The moment the incantation left his lips, Arkk opened the gateway of his magical power to its fullest. Every scrap of magic he had went into his fingers as he thrust his hand forward. A bolt of lightning burned into his eyes as a deafening thunderclap threatened to throw him to the ground. The air around him lost all moisture as it burned, feeling more like he was standing next to a bonfire rather than out in a rainstorm.
When his eyes finally cleared, the ghast was gone. In a panic, he started looking around, only to turn back to where the ghast had been.
There was a dark cloud there. Shadow given a misty form. As it slowly solidified, a pair of bright red lights appeared in the head of the shadow. The two eyes narrowed into thin slits, forming a glare that lacked any words but promised pain, agony, and ultimate death.
Before Arkk could start the incantation over for a fresh if less powerful bolt of lightning, the shadow whisked away through the trees.
Gone.
Possessing something else? Another ghast? Back to his [HEART]? Arkk didn’t know.
All he did know was that they needed to get out of here. Immediately. Back to the burg, maybe to mount a defense against whatever invasion that Keeper of a Heart had been planning on.
Turning, he noted Dakka’s face twisted in a snarl. She was blinking several times, trying to clear her own eyes from that bright lightning bolt. At the same time, she looked completely ready to chop her axe down through whatever approached.
“Are you okay?”
“Where did it go?” she growled. “Did you get it?”

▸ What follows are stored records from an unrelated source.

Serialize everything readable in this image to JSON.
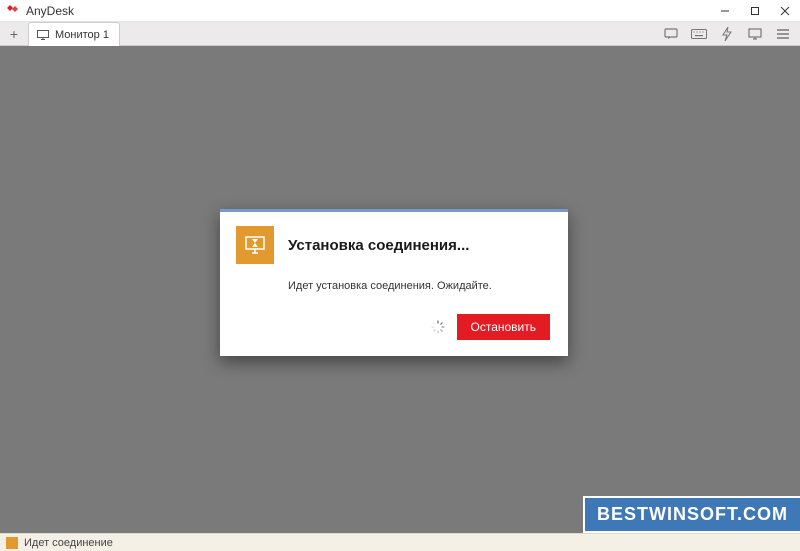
{
  "app": {
    "title": "AnyDesk"
  },
  "tabs": {
    "new_tab_label": "+",
    "items": [
      {
        "label": "Монитор 1"
      }
    ]
  },
  "toolbar": {
    "icons": [
      "chat",
      "keyboard",
      "lightning",
      "monitor",
      "menu"
    ]
  },
  "dialog": {
    "title": "Установка соединения...",
    "message": "Идет установка соединения. Ожидайте.",
    "stop_label": "Остановить"
  },
  "status": {
    "text": "Идет соединение"
  },
  "watermark": "BESTWINSOFT.COM"
}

“I think I got the ghast. Not whatever was possessing it.” Arkk, carefully, grabbed Dakka’s arm and helped lead her back to the road.
Shaking him off, she kept blinking for a few moments before shaking her head. “I’m fine. Just a blind spot straight through the center of my eyes.”
“Sorry. After the alchemist’s comments, I wasn’t sure that a normal lightning bolt would put it down.”
“I wish I could have seen its face,” she grumbled. “Didn’t know who it was messing with, did it?”
“We need to get back and try to convince the guard that a threat is coming,” Arkk said, avoiding her question. It wasn’t like he had given it a fair shot. The ghast probably would have torn him apart if he hadn’t taken it by surprise. If it came back with two ghasts, he doubted he would be able to kill both before they reached him. Not with that powerful of a bolt of lightning, anyway.
Shaking his head, he started running down the path toward the other orcs and humans. He could see they had stopped. Probably because of that thunder. “We need to hurry,” Arkk shouted. “We’ll pick up and carry Morford and Gretchen if we have to.”
Hopefully, the guards could be readied for an invasion.